A potential contract extension for Cano appears to be a top priority for the Yankees, particularly considering the market for the second baseman will likely be strong should he actually reach free agency this winter (he could be the most sought-after player available). The 30 year old is currently batting .301/.345/.552 in 174 PA on the year, numbers right in line with his career averages over the past eight seasons in New York. Heading into Spring Training there was some suggestion that a potential deal might need to exceed the $200 Million mark.

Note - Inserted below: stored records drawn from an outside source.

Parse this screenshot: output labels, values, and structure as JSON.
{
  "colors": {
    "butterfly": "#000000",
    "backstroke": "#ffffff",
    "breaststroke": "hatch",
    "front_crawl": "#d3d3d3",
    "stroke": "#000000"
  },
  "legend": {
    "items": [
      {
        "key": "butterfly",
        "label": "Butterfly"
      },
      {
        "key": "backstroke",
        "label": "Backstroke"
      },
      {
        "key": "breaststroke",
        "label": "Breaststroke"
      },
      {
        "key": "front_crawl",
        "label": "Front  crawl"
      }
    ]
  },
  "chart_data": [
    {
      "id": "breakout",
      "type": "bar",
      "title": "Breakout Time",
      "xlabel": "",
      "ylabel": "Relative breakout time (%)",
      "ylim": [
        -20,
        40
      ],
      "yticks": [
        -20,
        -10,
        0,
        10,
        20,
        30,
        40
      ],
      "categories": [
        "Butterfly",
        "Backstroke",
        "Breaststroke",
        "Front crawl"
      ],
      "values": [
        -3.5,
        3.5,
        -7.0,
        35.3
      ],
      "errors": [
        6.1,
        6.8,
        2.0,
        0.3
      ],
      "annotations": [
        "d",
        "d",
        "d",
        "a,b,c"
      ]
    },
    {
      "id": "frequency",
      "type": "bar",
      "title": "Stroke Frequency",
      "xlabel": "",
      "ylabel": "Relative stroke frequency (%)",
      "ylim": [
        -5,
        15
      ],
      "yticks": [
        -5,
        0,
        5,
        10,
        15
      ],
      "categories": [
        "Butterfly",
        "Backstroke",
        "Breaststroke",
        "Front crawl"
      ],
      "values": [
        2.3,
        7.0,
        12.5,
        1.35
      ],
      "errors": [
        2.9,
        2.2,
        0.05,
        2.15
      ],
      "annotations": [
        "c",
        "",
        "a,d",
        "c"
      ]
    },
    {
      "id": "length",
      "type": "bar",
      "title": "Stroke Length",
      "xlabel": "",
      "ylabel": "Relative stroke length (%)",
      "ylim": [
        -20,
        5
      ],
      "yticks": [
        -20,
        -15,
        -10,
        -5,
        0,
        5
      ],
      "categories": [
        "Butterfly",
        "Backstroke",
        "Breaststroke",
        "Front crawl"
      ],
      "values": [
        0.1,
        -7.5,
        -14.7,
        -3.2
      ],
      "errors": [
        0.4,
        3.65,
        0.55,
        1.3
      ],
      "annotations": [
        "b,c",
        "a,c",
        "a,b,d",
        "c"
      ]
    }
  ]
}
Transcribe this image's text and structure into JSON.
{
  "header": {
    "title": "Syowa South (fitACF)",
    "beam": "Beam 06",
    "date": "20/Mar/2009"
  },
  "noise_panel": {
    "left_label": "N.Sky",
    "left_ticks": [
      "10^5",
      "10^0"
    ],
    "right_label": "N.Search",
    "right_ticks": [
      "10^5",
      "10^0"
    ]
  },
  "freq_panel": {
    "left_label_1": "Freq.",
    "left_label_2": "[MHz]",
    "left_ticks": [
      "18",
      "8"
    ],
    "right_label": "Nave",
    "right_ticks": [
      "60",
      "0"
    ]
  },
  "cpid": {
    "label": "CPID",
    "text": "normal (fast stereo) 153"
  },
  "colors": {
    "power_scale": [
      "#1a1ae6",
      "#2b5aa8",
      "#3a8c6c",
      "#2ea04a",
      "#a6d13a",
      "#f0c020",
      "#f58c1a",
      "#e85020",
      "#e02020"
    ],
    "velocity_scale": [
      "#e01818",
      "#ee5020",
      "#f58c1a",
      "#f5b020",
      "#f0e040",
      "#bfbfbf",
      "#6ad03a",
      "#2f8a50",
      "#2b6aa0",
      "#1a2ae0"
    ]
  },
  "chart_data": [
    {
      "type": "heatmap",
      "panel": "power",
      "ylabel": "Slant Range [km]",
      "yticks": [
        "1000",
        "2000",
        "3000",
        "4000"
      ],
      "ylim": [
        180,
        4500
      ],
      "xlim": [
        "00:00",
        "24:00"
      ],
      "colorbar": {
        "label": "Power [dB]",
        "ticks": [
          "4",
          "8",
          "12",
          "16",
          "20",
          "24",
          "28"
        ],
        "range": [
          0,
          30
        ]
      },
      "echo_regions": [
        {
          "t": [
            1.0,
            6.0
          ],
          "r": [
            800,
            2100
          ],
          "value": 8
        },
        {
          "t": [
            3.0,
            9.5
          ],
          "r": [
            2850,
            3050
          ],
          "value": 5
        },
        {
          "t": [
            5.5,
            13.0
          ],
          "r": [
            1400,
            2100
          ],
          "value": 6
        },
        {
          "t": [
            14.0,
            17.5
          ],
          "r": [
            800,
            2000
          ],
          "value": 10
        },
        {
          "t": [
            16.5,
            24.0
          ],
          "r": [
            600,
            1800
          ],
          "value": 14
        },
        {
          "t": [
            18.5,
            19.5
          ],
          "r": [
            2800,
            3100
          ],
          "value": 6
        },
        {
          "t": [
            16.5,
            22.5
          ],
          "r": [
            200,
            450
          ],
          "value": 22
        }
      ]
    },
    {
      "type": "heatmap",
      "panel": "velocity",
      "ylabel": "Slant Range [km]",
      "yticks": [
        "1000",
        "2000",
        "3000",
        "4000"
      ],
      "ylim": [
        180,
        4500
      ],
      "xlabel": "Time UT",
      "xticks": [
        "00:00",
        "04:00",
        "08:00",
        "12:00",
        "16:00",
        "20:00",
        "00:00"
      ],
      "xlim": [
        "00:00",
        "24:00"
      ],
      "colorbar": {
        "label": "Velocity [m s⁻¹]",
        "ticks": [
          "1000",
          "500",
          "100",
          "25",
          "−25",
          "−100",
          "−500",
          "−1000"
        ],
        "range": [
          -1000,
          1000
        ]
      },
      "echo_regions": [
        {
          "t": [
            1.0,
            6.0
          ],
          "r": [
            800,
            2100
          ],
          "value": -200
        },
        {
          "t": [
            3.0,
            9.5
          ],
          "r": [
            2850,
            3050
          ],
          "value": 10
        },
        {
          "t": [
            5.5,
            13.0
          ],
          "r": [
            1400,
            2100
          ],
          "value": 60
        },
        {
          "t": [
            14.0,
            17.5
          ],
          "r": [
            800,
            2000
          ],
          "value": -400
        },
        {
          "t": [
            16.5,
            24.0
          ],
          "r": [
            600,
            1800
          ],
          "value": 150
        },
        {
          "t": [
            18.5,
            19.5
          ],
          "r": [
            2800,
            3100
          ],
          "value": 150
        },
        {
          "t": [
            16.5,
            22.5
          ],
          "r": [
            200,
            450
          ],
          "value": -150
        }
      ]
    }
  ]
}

Cano, of course, has changed representation since – leaving Scott Boras for a new agency lead by Jay-Z, with Van Wagenen from CAA handling the baseball negotiations. With Boras it seems all but a certainty that Cano would test the open market, as that’s Boras’ tactic with nearly all of his clients. For the Yankees, an organization that typically prefers to avoid in-season contract negotiations, this was presenting a challenge that didn’t seem to be making any progress. Cano’s decision to change representation was in part to secure a career off the field in some capacity, thanks to Jay-Z’s influence and connections. He’s also made it clear that he’d like to remain a Yankee.
It’d seem that Steinbrenner would agree and is optimistic about the two sides reaching a deal, when asked by Lennon about the impact that the change in agencies has had on negotiations:
I don’t know. I still have faith that the player has a big say in it, and I know that Robby wants to be there, and Robby knows that we want him to be here. We want him to end his career here. I think to me, whether I’m right or not, that plays a big part into it regardless of who the agent is. But we’re going to continue to try and push ahead and get something done. We want him to be a Yankee.
All signs would seem to indicate that a deal will eventually be reached between the two sides, though it may not be finalized until the season concludes if the team sticks to their own policies. Possibly the biggest question that remains is how long the deal will be (7-8 years, according to most guesses) and what the total value will end up being (presumably upwards of $160 Million). Let’s not forget that Cano’s off-field opportunities will remain higher if he is to remain in the limelight of a city like New York, which could also be a factor in his decision.